INCOME INEQUALITY AND A POLITICAL DIVIDE

It is said that those who do not learn from history are doomed to repeat it. We can learn a great deal from the strong historic correlation between political polarization and income inequality.

Income inequality peaked in the early 20th century when the top 1% of the population claimed about 20% of total income. Political polarization peaked around the same time as fiscally conservative Republicans and their presidential candidate, Herbert Hoover, carried the 1928 Presidential election. This was before the stock market crash but already there was rising dissatisfaction with income inequality. White southern farmers (Most blacks were barred from voting.) were pushing for increased federal regulation of banks, financial institutions and railroads that were thought to be profiting unfairly from the work of others. Organized labor gained traction among industrial workers who felt abused by their employers.

Conflict was widespread as workers banded together for higher wages and better working conditions while their employers arranged for police or private armed forces to attack strikers and organizers. In 1929, National Guard and local police intervened to end a textile mill strike in Gastonia NC, resulting in the shooting deaths of several strikers and a law enforcement officer. Bloodshed was more common in northern industrial centers.

Workers formed unions because their work was dangerous, provided no job security and they could not decently support families on what they earned. In 1912, a Socialist third party candidate garnered 6% of the popular vote for President. The “Farmer-Labor Party” gained fringe popularity along with socialist and communist movements. By 1930, the Depression was severe and FDR was elected President, subsequently passing his New Deal programs including federal economic stimulus, massive public works projects, Social Security, and strong regulation of banks. Thus began a painfully slow recovery which was not complete until the WWII effort brought full employment.
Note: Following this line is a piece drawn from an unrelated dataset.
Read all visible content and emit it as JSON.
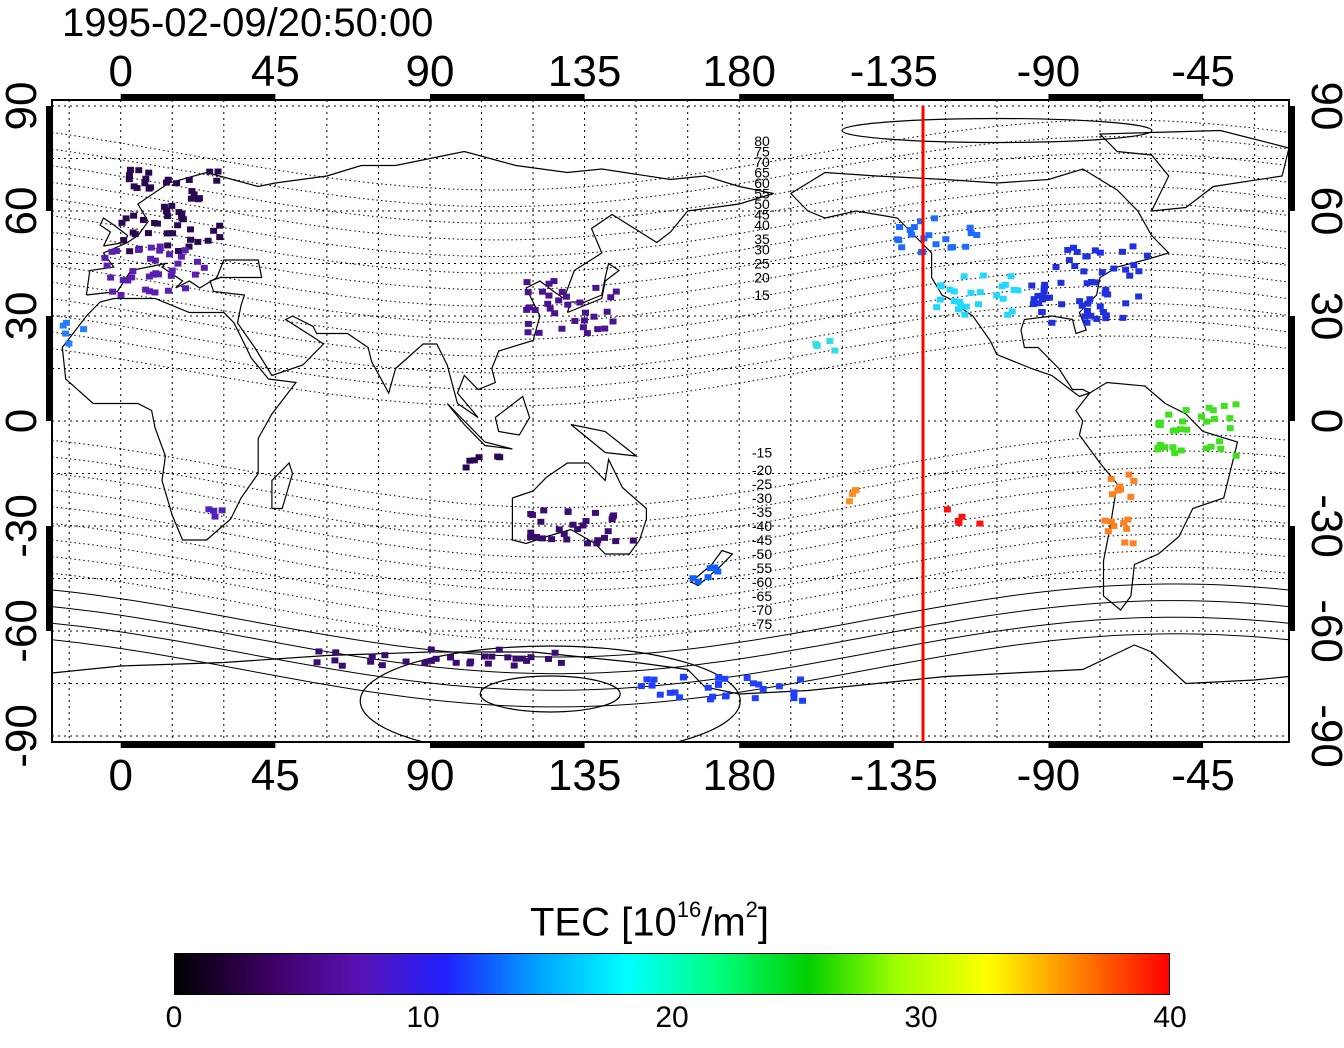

Today the share of national income enjoyed by the top 1% is again around 20% and political polarization is at its highest level since 1900. Conservatives have blamed unions for economic woes and more recently have succeeded in changing laws to make it harder for workers to organize; but labor activity is on the rise among low wage workers. Like their predecessors a century ago, they find it impossible to participate in modern society on their wages. Even among those who have jobs, hunger and homelessness are rising. Politicians respond that they would like to do something to help but they don’t have enough money. That response comes resoundingly from Republicans but also from Democrats.

Explanations of why there is not enough money ring hollow when the incomes of the top 1% continue to rise while the wages for labor stagnate or shrink. Teachers and many white collar workers are similarly affected. One factor contributing to the rapid growth of income among the wealthy while others see no increase is the more than 50% reduction in tax rates for the wealthy since their 20th century peak. Our budgets were balanced and our middle class grew to its largest size when taxes were higher. Poverty was shrinking; unemployment was low; and public education was a source of national pride.

Today, candidates from both major parties depend on the very wealthy for campaign contributions which they use to sell themselves to the general public. In 1982, the top .01% (one ten thousandth of the population) made 10% of all campaign contributions for federal elections. By 2012, they provided 40% of the contributions. Major corporations make sure that they have very wealthy people from both parties on their boards in hopes of sustaining strong influence on public policy no matter who wins an election. That is the same kind of influence which encouraged the Governor of North Carolina to send troops to break up the Gastonia strike.

Most Americans do not want a radical swing to the right or the left but they do desperately want an economy where hard work is rewarded with wages sufficient to support a family; including realistic opportunities for good education and upward mobility. We want to believe that any job worth doing is worthy of a living wage but our middle class is disappearing. We see employers back out of promised retirement plans and other benefits while using temporary employment arrangements to cut wages. People don’t join labor unions because they enjoy paying dues. They join because they believe they need protection from untrustworthy employers and because they perceive strength in unity.

We are again in a time when many adult workers cannot support a family and see little hope of upward mobility. In the early 1900s, desperate people tried desperate things. From their despair they built strong unions, New Deal jobs programs, and tax policies of the 1930s – 1950s. Their actions decreased unemployment and poverty and built our middle class. Once again, we are in a time when desperation will bring change. I wonder, this time will we read the writing on the wall before our backs are up against it?

Most data for this column is from the article “Why hasn’t democracy slowed rising inequality?” Journal of Economic Perspectives—Volume 27, Number 3—Summer 2013. It is available free on line or I will email it to readers on request.